Well, the Town took over control of the airport and locked Jackson/Hill out of the airport on this “staffing” basis. That didn’t sit well, and Jackson/Hill sued the Town. The Town moved to dismiss, pointing to Jackson/Hill’s admission in the complaint that it did not staff the airport during all normal business hours, to the terms of the contract (attached to the complaint), and to the terms of the Town’s ordinance (NOT attached to the complaint). The trial court granted the Town’s motion to dismiss.
Jackson/Hill appealed, in Jackson/Hill Aviation, Inc. v. Town of Ocean Isle Beach, No. COA16-396 (February 7, 2017). On appeal, the Court reversed the trial court’s decision on these two principles: (1) “[p]erhaps the most fundamental concept of motions practice under Rule 12 is that evidence outside the pleadings—such as a document attached to a motion to dismiss—cannot be considered in determining whether the complaint states a claim on which relief can be granted” and (2) “The Town’s ordinance is not mentioned in the complaint, and it is well-settled that courts ‘cannot take judicial notice of the provisions of municipal ordinances.’” In other words: sure the contract says that it incorporates Town law, and sure Jackson/Hill admits that it did not staff the airport during all business hours, but a motion to dismiss is on the pleading, alone, and there is nothing in or attached to the pleading providing the court with the Town law at issue and, what is more, the Court cannot take judicial notice of a local ordinance in North Carolina such that the pleading is otherwise insufficient on that “backdoor” basis.
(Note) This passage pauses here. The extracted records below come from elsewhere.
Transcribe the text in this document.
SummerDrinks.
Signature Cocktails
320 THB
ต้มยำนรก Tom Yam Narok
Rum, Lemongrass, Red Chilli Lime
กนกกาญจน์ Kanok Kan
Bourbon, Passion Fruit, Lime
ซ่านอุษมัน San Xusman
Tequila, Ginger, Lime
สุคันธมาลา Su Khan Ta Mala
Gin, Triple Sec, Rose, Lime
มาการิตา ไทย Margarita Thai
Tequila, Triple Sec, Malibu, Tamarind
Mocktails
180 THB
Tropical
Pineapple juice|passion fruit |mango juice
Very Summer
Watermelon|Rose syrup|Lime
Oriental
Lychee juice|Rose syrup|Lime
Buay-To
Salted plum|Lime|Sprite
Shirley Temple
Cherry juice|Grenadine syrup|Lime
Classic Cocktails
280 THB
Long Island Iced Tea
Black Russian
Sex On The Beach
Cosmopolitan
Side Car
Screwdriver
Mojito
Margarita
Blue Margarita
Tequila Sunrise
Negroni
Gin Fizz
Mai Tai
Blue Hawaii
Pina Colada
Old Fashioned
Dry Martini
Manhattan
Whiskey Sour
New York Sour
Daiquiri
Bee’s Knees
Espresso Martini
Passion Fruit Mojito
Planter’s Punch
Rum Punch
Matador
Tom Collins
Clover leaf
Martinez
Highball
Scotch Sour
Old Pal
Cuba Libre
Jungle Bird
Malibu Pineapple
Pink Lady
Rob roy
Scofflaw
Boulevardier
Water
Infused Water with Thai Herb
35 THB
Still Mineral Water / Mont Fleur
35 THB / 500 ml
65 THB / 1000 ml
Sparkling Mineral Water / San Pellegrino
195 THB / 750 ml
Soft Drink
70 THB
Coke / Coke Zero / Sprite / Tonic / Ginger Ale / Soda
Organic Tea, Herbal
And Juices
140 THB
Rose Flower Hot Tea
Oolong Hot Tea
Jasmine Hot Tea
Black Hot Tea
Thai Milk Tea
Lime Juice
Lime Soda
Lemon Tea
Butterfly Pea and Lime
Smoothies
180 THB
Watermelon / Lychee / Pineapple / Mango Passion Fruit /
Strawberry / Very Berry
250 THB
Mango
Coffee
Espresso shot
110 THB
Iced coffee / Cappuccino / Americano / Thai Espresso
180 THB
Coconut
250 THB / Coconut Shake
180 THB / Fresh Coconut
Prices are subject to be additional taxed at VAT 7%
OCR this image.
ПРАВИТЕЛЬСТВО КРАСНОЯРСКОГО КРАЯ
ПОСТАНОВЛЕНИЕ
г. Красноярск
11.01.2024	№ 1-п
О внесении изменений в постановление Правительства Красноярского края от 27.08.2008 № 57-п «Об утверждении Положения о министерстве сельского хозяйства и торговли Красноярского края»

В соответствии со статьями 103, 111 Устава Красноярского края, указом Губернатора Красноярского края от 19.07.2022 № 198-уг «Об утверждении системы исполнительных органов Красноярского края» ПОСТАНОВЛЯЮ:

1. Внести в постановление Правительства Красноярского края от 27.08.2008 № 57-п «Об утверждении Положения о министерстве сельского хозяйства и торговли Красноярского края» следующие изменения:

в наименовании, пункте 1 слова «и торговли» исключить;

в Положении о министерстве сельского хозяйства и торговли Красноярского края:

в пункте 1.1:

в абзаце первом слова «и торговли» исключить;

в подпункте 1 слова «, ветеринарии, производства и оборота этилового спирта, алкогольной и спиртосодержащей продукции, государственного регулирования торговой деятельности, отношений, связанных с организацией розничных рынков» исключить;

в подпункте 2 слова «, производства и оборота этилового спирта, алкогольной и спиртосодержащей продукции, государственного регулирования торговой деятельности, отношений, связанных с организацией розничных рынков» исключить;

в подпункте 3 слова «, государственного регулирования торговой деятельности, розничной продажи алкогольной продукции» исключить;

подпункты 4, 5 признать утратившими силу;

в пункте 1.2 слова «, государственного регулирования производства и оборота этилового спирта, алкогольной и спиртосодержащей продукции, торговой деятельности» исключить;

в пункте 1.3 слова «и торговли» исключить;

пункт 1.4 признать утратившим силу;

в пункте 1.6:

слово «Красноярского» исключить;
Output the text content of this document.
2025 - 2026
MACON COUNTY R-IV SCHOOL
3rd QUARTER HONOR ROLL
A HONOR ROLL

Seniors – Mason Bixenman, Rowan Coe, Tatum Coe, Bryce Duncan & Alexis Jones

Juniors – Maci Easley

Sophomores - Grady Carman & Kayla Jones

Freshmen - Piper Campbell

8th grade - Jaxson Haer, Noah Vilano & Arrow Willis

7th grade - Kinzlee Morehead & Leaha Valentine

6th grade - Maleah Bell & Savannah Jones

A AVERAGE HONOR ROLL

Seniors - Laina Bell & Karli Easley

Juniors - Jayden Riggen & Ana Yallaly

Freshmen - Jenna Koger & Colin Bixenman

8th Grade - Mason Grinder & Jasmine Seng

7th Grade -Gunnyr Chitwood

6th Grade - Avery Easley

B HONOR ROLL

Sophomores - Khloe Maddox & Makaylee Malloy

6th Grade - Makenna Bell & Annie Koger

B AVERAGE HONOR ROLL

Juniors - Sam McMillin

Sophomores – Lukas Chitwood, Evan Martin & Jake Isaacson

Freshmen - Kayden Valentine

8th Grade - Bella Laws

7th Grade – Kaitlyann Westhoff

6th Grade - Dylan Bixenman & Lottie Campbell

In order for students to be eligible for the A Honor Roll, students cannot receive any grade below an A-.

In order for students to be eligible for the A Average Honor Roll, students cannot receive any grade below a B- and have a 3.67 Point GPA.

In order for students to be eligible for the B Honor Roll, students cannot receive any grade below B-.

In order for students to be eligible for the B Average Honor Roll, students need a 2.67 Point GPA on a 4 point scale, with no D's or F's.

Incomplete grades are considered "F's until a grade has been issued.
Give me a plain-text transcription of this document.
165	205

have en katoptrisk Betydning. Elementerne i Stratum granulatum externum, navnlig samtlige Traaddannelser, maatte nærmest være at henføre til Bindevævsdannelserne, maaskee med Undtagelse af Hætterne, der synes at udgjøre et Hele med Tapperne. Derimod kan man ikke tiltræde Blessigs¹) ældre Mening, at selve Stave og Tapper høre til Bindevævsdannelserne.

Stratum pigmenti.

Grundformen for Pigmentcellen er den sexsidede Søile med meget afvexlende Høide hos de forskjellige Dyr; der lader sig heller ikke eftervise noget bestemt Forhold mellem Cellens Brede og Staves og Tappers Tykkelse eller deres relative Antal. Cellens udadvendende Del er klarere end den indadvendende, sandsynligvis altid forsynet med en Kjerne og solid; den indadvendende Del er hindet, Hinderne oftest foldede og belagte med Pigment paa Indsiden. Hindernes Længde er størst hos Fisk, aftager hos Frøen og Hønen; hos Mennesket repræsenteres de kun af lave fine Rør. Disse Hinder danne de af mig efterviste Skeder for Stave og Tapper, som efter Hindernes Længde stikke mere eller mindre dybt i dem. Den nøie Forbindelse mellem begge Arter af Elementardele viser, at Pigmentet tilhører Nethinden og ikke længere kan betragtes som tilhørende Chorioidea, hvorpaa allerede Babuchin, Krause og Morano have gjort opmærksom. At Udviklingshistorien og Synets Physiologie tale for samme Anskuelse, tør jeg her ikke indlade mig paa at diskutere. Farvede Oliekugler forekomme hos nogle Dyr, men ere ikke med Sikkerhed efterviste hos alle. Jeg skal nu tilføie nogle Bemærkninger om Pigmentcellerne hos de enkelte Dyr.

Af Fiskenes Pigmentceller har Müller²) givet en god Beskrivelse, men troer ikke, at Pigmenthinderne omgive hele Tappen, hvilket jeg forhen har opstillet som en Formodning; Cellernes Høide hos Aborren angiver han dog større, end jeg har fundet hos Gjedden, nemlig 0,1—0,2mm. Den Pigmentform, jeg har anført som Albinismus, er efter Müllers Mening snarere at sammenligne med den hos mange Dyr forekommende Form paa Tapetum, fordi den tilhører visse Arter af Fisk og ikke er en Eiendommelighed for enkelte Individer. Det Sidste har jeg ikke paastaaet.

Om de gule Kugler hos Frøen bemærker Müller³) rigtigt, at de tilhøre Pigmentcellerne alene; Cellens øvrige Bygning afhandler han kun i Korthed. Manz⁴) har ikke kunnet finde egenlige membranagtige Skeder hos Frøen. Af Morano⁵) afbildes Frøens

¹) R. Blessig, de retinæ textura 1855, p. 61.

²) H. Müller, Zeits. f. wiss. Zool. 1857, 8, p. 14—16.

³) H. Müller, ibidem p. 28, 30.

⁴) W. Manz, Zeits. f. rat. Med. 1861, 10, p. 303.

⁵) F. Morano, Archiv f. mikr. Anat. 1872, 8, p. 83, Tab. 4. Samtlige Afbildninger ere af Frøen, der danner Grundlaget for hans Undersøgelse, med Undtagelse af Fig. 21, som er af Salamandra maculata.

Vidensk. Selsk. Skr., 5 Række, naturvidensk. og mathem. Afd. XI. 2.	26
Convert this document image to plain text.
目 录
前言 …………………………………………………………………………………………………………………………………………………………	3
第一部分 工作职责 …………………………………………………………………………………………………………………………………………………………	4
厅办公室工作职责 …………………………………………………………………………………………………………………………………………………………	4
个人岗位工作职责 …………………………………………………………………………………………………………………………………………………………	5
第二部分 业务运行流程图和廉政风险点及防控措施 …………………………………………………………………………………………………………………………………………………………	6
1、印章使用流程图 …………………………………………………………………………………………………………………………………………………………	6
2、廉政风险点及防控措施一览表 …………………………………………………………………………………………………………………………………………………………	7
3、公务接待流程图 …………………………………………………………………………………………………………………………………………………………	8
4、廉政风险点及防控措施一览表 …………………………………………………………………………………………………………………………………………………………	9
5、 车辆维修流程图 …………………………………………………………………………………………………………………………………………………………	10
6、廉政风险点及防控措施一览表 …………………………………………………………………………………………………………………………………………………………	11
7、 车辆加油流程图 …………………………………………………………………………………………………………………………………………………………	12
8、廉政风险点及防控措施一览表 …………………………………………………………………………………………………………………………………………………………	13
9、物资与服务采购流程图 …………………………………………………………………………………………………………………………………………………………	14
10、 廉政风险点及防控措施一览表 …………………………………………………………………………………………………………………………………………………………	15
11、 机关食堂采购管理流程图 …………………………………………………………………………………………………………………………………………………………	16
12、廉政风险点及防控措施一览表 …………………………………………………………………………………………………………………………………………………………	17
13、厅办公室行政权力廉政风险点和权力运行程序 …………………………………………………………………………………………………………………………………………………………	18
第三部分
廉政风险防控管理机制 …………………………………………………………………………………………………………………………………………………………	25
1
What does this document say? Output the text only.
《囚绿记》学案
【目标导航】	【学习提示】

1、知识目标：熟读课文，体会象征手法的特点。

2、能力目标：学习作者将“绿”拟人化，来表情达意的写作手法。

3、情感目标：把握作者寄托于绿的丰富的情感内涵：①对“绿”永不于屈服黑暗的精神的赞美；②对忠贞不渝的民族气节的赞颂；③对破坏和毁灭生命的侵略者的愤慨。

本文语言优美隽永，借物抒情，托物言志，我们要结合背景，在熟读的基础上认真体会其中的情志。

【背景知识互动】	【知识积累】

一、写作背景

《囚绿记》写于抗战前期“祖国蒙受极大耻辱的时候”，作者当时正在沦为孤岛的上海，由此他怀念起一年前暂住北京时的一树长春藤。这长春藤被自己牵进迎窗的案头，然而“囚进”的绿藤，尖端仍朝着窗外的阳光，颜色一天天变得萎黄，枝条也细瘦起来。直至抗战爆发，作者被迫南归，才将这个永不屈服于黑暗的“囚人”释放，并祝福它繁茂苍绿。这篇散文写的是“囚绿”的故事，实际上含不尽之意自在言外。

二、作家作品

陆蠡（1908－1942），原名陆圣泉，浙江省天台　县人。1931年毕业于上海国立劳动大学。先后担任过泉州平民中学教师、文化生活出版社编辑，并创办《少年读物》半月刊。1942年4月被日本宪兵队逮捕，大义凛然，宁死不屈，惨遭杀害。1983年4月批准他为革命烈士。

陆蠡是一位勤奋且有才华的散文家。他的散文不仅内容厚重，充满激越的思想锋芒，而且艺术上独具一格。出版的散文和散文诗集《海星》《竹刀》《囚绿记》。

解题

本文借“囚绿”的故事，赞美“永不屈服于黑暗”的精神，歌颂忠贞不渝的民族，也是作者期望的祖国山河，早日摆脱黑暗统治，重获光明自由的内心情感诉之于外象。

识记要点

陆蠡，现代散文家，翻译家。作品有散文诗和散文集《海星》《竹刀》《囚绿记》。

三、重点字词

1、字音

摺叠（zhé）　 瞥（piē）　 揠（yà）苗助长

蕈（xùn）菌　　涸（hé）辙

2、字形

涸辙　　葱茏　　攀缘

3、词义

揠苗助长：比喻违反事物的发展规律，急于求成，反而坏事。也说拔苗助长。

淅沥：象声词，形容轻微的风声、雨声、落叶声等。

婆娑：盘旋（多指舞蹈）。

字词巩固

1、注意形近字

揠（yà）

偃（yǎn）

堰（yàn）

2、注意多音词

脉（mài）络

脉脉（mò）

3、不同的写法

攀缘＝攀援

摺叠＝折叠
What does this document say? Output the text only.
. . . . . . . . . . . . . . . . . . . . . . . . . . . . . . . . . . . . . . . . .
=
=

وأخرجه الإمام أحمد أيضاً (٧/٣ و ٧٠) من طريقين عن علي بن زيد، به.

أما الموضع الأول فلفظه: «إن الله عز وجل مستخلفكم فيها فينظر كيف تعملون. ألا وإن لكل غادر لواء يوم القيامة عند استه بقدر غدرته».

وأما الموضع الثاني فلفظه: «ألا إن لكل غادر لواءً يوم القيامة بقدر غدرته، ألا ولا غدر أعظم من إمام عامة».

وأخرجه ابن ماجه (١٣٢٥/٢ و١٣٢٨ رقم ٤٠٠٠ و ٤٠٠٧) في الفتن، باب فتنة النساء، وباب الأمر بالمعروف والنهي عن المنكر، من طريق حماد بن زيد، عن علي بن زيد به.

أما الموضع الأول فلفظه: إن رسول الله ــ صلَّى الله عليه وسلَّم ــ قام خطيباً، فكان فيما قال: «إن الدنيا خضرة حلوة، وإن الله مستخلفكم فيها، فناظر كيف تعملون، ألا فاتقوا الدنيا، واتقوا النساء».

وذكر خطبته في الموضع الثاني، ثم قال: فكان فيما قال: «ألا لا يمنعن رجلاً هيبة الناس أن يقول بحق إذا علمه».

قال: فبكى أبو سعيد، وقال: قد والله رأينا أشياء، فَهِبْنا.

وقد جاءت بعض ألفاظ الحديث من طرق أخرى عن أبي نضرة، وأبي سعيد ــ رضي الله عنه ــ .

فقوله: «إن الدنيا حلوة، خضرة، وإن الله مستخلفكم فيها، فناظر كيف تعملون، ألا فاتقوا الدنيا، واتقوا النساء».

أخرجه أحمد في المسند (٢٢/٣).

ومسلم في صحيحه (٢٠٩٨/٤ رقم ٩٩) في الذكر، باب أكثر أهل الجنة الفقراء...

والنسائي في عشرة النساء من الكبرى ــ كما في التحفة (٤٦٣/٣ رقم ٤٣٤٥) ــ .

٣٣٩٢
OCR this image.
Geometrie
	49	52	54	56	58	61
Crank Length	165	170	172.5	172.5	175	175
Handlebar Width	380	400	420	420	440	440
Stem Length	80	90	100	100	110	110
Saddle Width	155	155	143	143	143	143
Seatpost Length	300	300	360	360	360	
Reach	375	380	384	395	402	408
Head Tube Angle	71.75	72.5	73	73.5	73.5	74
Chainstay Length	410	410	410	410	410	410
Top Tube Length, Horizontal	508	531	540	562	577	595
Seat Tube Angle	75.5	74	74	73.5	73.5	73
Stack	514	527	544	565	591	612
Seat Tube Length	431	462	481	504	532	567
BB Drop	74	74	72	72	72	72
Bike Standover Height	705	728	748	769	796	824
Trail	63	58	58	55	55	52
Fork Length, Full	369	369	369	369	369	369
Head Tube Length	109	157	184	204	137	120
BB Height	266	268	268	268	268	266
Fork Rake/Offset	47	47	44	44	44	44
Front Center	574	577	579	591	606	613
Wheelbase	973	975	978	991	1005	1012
Back to the Court: “There is an obvious (and fatal) flaw in the town’s reasoning: the complaint does not allege the existence of the town ordinance or describe what that ordinance says. At the motion to dismiss stage, the trial court (and this Court) may not consider evidence outside the four corners of the complaint and the attached contract.” Yes, the Town did argue that “[North Carolina] courts may use judicial notice ‘to consider laws, administrative regulations, important public documents and a range of miscellaneous facts’”, and the Town “suggests that this is precisely what the trial court did when it considered the ordinance below”. But, as the Court makes clear, “our Supreme Court repeatedly has held that courts “cannot take judicial notice of the provisions of municipal ordinances.” McEwen Funeral Serv., Inc. v. Charlotte City Coach Lines, Inc., 248 N.C. 146, 150–51, 102 S.E.2d 816, 820 (1958).”
So, take heed. Yet another funny nuance that keeps local government practitioners busy in North Carolina.